When Russian President Vladimir Putin visits Beijing on Tuesday he’s expected to sign a multi-billion-dollar deal with China to build a natural gas pipeline after more than a decade of negotiations and despite U.S. pressure on China to avoid undermining Western sanctions against Russia over the Ukraine crisis.
It may be the first of many such energy deals in the region, as Putin turns East to bypass the sanctions amid a newly tense relationship with the West, in which some American oil and gas executives are skipping an upcoming economic conference in Russia. The deal between Russia’s state gas company Gazprom and China’s state oil and gas company CNPC allows Russia to diversify its customer base, which is heavily dependent on sales to Europe.
Aware that it could lose market share in Europe — within 10 years North American natural gas could ship to Europe — Russia has been looking at Asian and East Asian markets, where demand for energy imports is rapidly growing.
“Japanese, Indian and Korean companies are increasing their interest and involvement in Russia’s energy sector,” Kyle Davis, an energy expert at international law firm Goltsblat BLP, said. “Strategically it makes sense whether things are going well with the West or not.”
In late April, the Russian parliament voted to forgive North Korea 90 percent of its debt to Russia, dating back to the Soviet era when the two nations allied during the Cold War, and reinvest $1 billion in the world’s most-closed country for health care, educational and energy projects. The planned energy project is a major natural gas pipeline through North Korea.
Russia has planned to build a gas pipeline and accompanying railroad from its offshore Sakhalin Island fields, north of Japan, through North Korea to South Korea.

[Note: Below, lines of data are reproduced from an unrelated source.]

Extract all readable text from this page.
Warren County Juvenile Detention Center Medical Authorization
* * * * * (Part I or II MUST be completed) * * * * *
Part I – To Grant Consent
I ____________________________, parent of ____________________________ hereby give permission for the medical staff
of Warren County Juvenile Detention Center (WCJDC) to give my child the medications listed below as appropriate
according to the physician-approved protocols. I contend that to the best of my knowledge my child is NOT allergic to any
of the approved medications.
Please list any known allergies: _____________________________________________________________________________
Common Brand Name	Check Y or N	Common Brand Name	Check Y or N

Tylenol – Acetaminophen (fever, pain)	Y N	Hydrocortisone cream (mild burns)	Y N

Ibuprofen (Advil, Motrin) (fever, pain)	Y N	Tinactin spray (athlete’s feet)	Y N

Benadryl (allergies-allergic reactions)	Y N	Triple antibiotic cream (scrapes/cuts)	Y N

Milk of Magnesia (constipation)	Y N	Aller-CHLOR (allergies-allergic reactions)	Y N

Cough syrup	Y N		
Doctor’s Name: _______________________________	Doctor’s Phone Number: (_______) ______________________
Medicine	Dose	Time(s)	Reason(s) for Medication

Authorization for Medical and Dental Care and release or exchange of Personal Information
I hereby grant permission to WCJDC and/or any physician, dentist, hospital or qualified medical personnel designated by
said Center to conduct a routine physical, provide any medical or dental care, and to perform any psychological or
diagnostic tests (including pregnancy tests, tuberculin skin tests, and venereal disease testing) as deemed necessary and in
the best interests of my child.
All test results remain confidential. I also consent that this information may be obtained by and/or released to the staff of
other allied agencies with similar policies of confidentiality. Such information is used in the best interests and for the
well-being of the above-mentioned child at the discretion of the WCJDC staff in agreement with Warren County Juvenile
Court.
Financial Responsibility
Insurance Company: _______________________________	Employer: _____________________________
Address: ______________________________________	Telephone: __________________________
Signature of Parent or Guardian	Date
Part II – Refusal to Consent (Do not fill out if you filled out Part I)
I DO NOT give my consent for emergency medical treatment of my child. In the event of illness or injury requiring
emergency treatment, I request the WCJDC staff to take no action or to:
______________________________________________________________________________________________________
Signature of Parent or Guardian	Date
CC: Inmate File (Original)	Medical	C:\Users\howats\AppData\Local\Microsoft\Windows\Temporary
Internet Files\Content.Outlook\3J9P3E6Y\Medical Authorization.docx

“Obviously the greatest variable in this project is the North Korean risk, which must be handled effectively,” Chris Faulkner, CEO of Texas-based Breitling Energy and adviser to the Energy China Forum’s Asia Shale Gas Committee, said. “North Korea is not trustworthy enough to entrust with an energy supply line, and inter-Korean relations are not healthy enough at present to carry out this project.”
ExxonMobil operates one of the Sakhalin fields with a 30 percent stake, partnering with companies from Japan (30 percent stake), India (20 percent) and two Russian companies (20 percent combined). Subsidiaries of Gazprom, Netherlands-based Royal Dutch Shell, Japanese corporate group Mitsui and Japanese auto manufacturer Mitsubishi operate the other field. The project is projected to supply South Korea with 10 billion cubic meters of gas each year and would bend North Korea into a sort of Ukraine and make South Korea akin to Europe with its present dependency on Russian gas.
South Korea relies on imports to meet about 97 percent of its energy needs, making it the world’s second-largest natural gas importer behind Japan.
And Russia and India have been negotiating the construction of a $30 billion oil pipeline, which would be the world’s most expensive due to its proposed route through rugged terrain. The so-called Silk Road pipeline would link Russia’s Altai Mountain region to the Xinjiang province of China and northern India. Russia exports 70 percent of its oil, compared to 30 percent of its gas production, and its oil revenues are nearly seven times more than its gas revenues, the U.S. Energy Information Administration (EIA) says.
India is the third-largest oil importer in the world after the U.S. and China, relying on imports from the Middle East, and is projected to become the world’s largest oil importer by 2020, according to the EIA. China and India’s economies have been the world’s fastest-growing for the past two decades, and like China, India’s energy consumption has more than doubled from 1990. Unsurprisingly, India is looking to secure additional energy imports and to diversify this supply.
As the Asian Development Bank pointed out in an October 2013 report, energy pricing in India is a core hindrance to foreign investment, as oil prices are government controlled and do not fully reflect the procurement prices.
Nonetheless, Russia has not called off the project, for which plans began around the same time that China and Russia began discussing a gas pipeline. Indian Prime Minister Manmohan Singh and Putin issued a joint statement from Moscow Oct. 21, 2013 that confirmed the two nations are collaborating “to study the possibility of direct ground transportation of hydrocarbons.”
The statement basically reaffirmed a joint commitment made in 2010. A year earlier, foreign ministers from Russia, India and China agreed to enhance energy cooperation among the countries, and at the end of last year, India’s biggest oil and gas company Oil and Natural Gas Corp. (ONGC) confirmed its interest in the pipeline from Russia, calling it “appropriate.”
Talks on the pipeline construction should conclude by the middle of this year, with a completion date of 2020-2022, according to the Center for Research on Globalization, a Montreal-based non-profit.
Still, China remains Russia’s most promising customer, with oil and gas consumption expected to increase by nearly 90 percent in 2011-2020, while India’s is expected to rise by about 50 percent, according to The Economist’s Intelligence Unit.
“Until a China pipeline is built, Russia has few export markets for gas outside Europe, leaving it vulnerable to sanctions and competition from U.S. exports of shale gas and Putin knows this,” Faulkner said.